2.4. Wettability and Ion-Resistant Property
The surface wettability was measured using a contact angle meter (DSA-100, KRüSS Instruments, Hamburg, Germany) recording the contacting scenario of a water droplet to the surface. For the ion-selectivity analysis, the fabricated single-polar coatings were fixed in a custom-designed equipment, as shown in Figure 5a, between the 3.5 wt % NaCl solution (30 mL) on the left side and the ultrapure water (100 mL) on the right side. With increasing time at fixed intervals, 100 μL solution on the left side was taken out and the concentrations of Cl− and Na+ were measured by ion chromatography (ICS-900, DIONEX, Sunnyvale, CA, USA) and inductively coupled the plasma mass spectrometer (iCAP Q, Thermo Scientific, Bremen, Germany).
4. Conclusions
To control the corrosive substances, e.g., water, Na+, and Cl−, is the key for a high-performance anti-corrosion coating to inhibit the corrosion reaction. Strategies developed by nature could provide numerous ingenious designs for dealing with that issue.
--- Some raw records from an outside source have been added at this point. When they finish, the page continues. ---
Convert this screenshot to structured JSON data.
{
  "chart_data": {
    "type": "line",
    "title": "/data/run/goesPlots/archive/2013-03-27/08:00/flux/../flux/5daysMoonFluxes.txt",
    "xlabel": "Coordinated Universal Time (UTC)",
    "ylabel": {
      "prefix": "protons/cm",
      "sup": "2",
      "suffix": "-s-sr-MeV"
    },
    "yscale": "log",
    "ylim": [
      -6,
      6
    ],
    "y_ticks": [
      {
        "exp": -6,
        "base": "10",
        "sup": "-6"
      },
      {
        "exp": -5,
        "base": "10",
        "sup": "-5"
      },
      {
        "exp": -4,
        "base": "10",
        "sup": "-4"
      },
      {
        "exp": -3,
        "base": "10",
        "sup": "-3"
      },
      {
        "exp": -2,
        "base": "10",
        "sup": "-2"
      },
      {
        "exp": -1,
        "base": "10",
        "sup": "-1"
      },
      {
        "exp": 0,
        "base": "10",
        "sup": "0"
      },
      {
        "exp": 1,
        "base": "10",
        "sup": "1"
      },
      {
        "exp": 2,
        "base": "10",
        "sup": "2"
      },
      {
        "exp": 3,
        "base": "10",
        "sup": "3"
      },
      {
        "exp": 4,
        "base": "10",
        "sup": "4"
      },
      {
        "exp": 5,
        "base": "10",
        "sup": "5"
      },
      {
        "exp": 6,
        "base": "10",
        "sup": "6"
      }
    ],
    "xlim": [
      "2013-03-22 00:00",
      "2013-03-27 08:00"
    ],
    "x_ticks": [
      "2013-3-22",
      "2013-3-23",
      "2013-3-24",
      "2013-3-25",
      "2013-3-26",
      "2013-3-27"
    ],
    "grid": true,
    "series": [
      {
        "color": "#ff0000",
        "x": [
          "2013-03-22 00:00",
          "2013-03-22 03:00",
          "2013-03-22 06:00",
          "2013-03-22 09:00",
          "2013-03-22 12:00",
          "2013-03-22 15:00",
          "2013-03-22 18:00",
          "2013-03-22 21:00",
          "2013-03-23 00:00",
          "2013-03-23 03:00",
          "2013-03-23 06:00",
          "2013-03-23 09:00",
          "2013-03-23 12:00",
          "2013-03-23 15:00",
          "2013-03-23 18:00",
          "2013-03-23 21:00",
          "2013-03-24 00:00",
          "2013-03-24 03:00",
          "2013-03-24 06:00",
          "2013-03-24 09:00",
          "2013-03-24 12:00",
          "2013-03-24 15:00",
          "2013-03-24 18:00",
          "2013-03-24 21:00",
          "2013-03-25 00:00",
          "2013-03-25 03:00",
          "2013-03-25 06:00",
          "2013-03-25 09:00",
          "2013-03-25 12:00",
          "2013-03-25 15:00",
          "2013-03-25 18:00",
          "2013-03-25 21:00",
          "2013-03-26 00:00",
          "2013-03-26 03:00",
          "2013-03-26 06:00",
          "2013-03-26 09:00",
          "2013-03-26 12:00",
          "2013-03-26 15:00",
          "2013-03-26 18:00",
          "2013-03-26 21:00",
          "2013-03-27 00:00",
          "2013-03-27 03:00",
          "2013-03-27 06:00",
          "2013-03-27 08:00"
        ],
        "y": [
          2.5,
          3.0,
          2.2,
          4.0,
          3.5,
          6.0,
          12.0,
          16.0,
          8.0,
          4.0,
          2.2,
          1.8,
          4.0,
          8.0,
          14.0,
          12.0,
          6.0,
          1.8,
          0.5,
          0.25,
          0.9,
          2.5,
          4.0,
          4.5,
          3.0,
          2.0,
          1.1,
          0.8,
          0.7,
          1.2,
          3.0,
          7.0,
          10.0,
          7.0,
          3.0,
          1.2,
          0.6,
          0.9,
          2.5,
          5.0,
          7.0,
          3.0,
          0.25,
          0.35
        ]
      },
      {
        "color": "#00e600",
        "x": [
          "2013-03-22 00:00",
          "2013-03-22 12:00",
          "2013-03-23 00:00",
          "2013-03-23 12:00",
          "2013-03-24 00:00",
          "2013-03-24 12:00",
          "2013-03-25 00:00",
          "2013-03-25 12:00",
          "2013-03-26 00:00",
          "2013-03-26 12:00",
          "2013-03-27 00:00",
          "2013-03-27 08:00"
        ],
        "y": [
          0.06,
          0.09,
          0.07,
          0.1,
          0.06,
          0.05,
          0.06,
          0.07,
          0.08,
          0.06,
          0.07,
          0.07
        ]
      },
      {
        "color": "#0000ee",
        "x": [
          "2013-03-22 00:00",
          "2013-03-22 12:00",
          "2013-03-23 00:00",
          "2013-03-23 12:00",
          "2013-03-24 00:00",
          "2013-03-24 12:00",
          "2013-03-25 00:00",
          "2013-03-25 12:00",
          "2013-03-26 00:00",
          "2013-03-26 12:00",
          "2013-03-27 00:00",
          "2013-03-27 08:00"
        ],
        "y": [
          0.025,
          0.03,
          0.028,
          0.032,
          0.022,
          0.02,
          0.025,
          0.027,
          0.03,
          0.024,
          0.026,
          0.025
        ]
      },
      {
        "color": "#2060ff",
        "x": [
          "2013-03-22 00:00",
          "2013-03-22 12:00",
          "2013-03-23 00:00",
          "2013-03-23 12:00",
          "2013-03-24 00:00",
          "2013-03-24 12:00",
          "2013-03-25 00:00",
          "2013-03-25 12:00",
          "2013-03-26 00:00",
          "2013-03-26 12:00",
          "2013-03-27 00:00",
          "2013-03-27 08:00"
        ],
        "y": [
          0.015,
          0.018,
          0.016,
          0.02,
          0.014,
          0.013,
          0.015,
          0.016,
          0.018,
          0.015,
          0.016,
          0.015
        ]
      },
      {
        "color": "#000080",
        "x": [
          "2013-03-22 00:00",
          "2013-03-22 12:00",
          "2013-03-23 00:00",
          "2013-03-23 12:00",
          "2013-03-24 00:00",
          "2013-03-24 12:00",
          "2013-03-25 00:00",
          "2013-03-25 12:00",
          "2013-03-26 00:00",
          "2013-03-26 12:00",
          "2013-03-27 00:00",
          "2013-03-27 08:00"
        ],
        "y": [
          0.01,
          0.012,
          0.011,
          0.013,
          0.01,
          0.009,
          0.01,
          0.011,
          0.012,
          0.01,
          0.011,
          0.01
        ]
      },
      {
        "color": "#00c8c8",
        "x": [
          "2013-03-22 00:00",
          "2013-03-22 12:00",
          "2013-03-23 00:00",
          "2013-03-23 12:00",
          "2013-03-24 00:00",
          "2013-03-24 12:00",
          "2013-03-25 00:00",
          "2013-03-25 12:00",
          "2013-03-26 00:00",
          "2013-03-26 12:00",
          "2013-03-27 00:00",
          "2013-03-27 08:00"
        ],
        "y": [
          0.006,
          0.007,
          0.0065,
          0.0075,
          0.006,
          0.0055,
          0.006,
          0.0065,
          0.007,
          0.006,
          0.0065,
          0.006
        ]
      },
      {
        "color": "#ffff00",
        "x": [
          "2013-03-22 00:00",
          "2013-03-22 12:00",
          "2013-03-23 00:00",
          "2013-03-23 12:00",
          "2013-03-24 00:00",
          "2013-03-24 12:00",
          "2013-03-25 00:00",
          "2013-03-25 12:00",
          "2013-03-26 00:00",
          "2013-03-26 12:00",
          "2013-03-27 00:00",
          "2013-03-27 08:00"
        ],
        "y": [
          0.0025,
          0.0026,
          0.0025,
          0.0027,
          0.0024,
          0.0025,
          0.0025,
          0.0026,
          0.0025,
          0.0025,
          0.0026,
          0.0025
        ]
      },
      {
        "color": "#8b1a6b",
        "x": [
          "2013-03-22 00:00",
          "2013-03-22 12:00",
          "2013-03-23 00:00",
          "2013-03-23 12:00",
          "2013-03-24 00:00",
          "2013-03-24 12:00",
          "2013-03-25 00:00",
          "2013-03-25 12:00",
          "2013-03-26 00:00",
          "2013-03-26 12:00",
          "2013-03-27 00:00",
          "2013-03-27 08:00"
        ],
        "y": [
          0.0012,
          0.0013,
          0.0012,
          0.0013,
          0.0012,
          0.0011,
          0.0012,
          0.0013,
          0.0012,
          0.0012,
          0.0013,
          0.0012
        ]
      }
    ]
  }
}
In this study, we investigated the mangrove salt glands, which are distributed on both surfaces of the leaves (Ceriops tagal (perr.) C. B. Rob), and the salt secretion of the salt glands. Inspired by the function of controlling transport of ions into and out of the plant, we designed single-polar and bipolar coatings that have different ion-selective abilities and, thus, control of transport of Na+ and Cl−. We further fabricated mangrove-inspired, bipolar hydrophobic coatings that have a top-down protective ability. Our electrochemical evaluations show that, among the manufactured mangrove-inspired protective coatings, the bipolar, hydrophobic coatings (H, Cationic/Anionic) possess significant outstanding and long-term anti-corrosion performance.